Mark went with me, and he bought some lillet. When we both got home we mixed drinks, 20th Century coctail, Sazerac, and Manhattans. It was good, except for the drink I mixed with amaretto. I don’t know why I bought that. It really did seem like a good thing to get. Then I wasted scotch mixing it into this horrible drink called a godfather. Mark poured it down the sink when I wasn’t looking. That man saved my life.
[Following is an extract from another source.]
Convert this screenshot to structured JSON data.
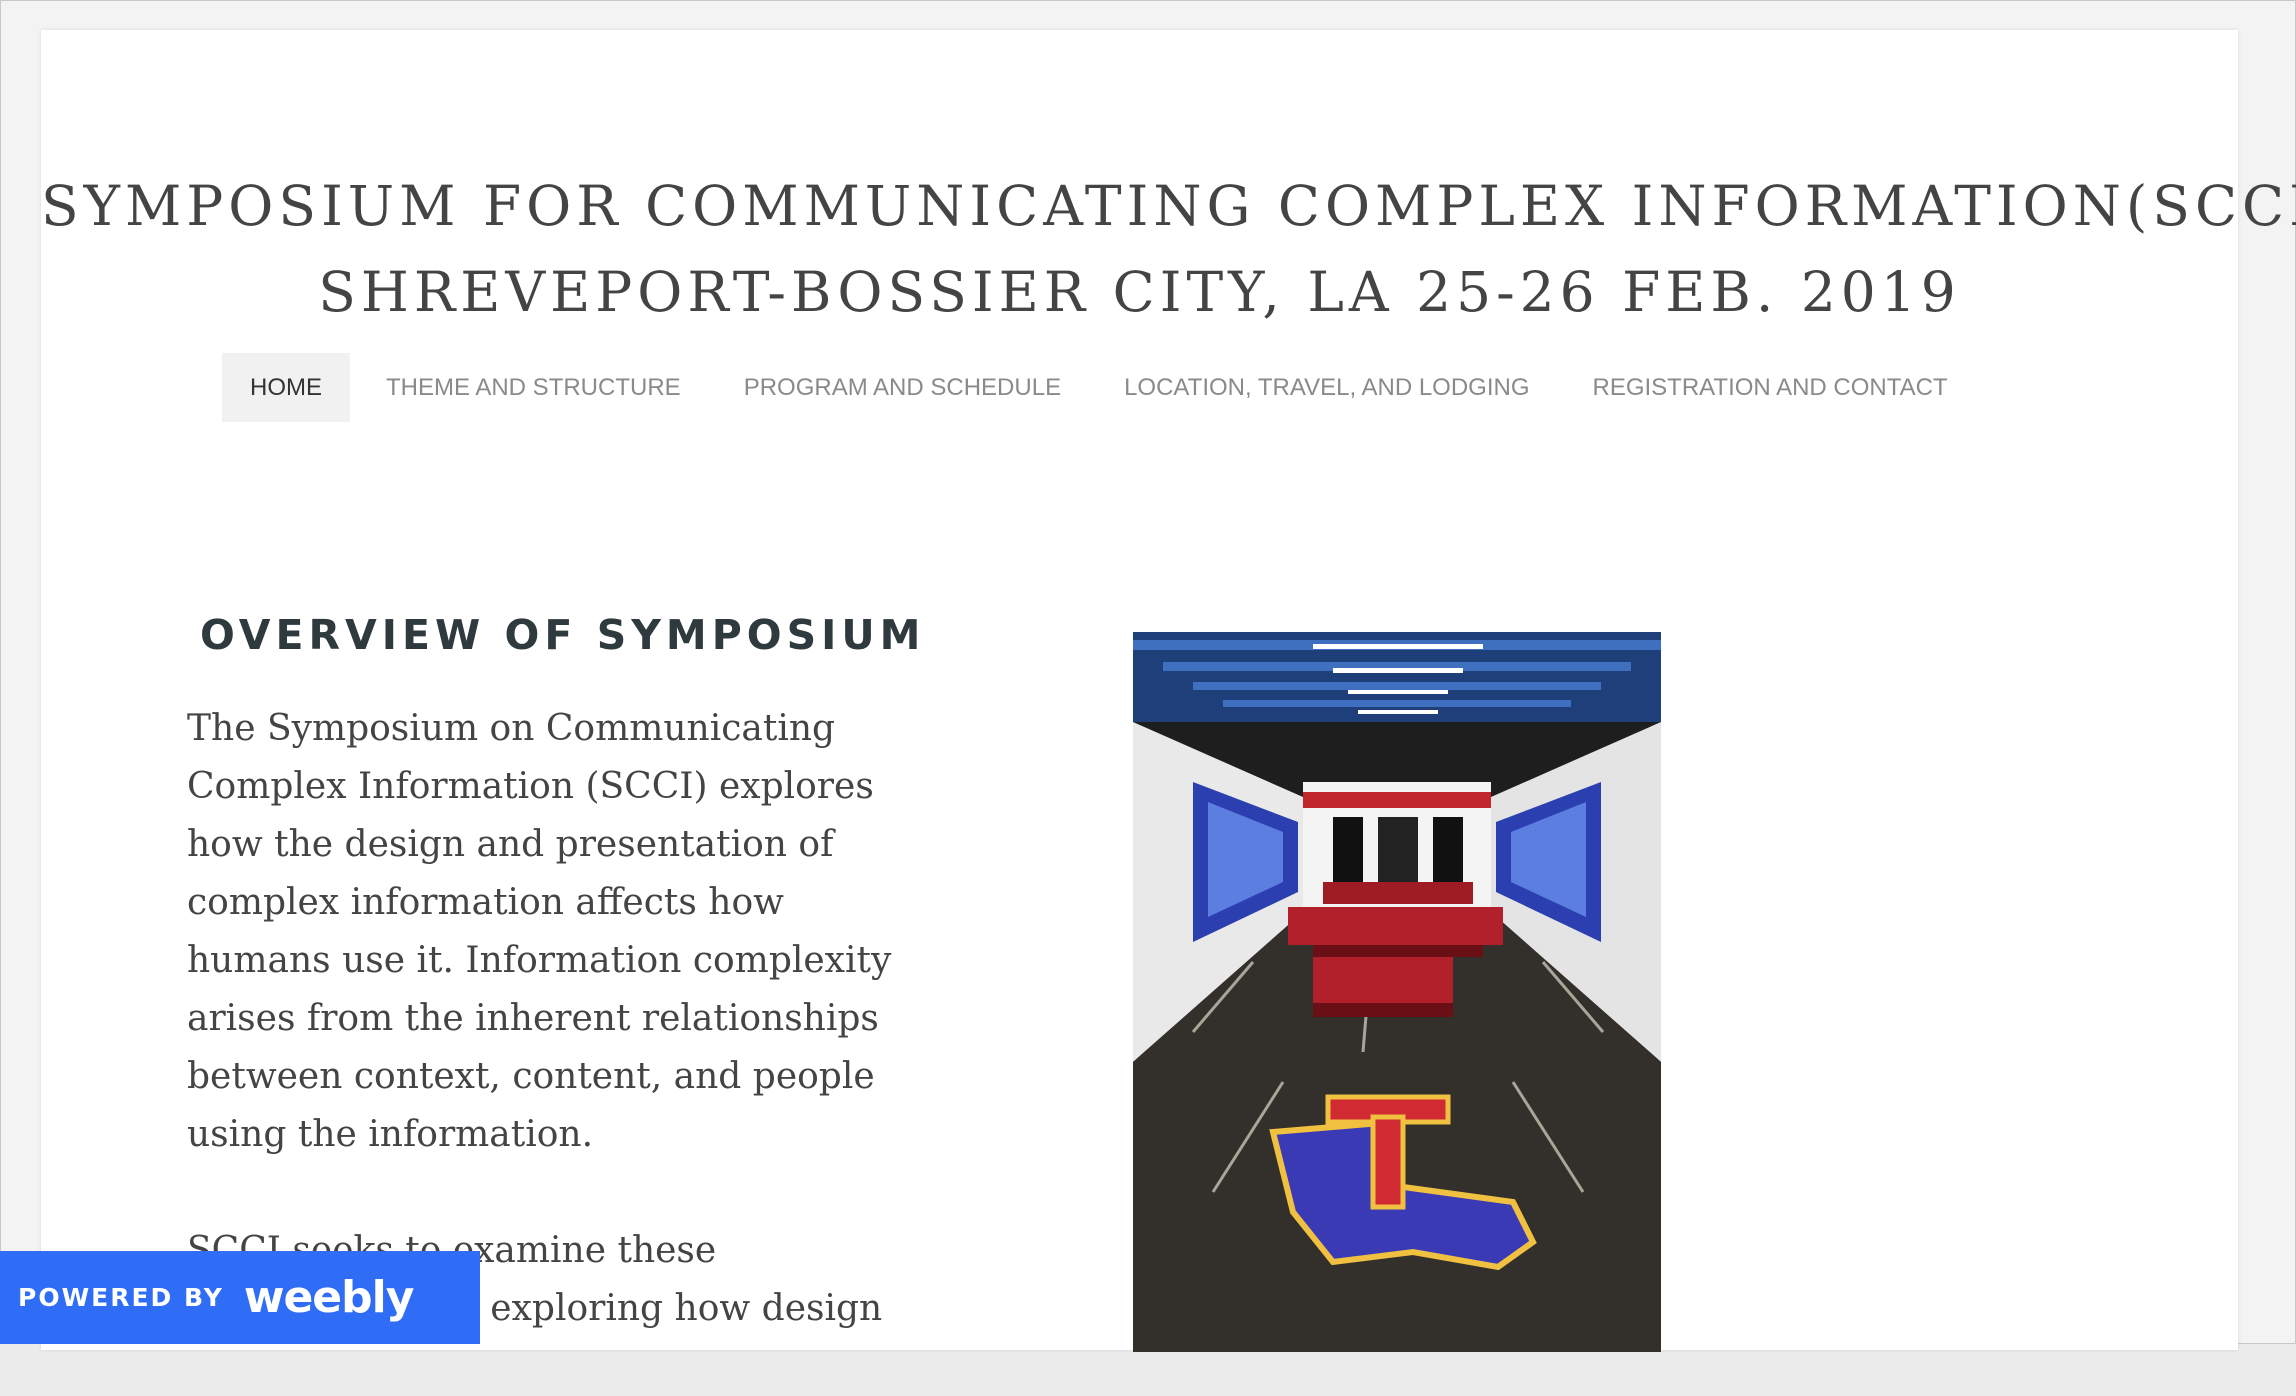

I also went to see Stranger Than Fiction, which was pretty good. It didn’t change my life, but I did enjoy it. I was a little intoxicated while I was watching it, see the previous paragraphs, and there were a couple of moments where I had ideas for things of my own to write, but alcohol swept them away in the great mass of other thoughts, that probably weren’t worth writing in the first place. I was frustrated for a moment when I was walking out of the theater. That was followed by me remembering how many of my ideas I did remember had not been fully written yet.

I did at one point lean in and chat with a friend of mine who’s at the University of MN for creative writing. We agreed that the movie made writers and publishers look hunormously more wealthy than was realistic. I wish I lived in a huge apartment with wood flooring and modern furniture. No, wait, I like my apartment. It’s cozy.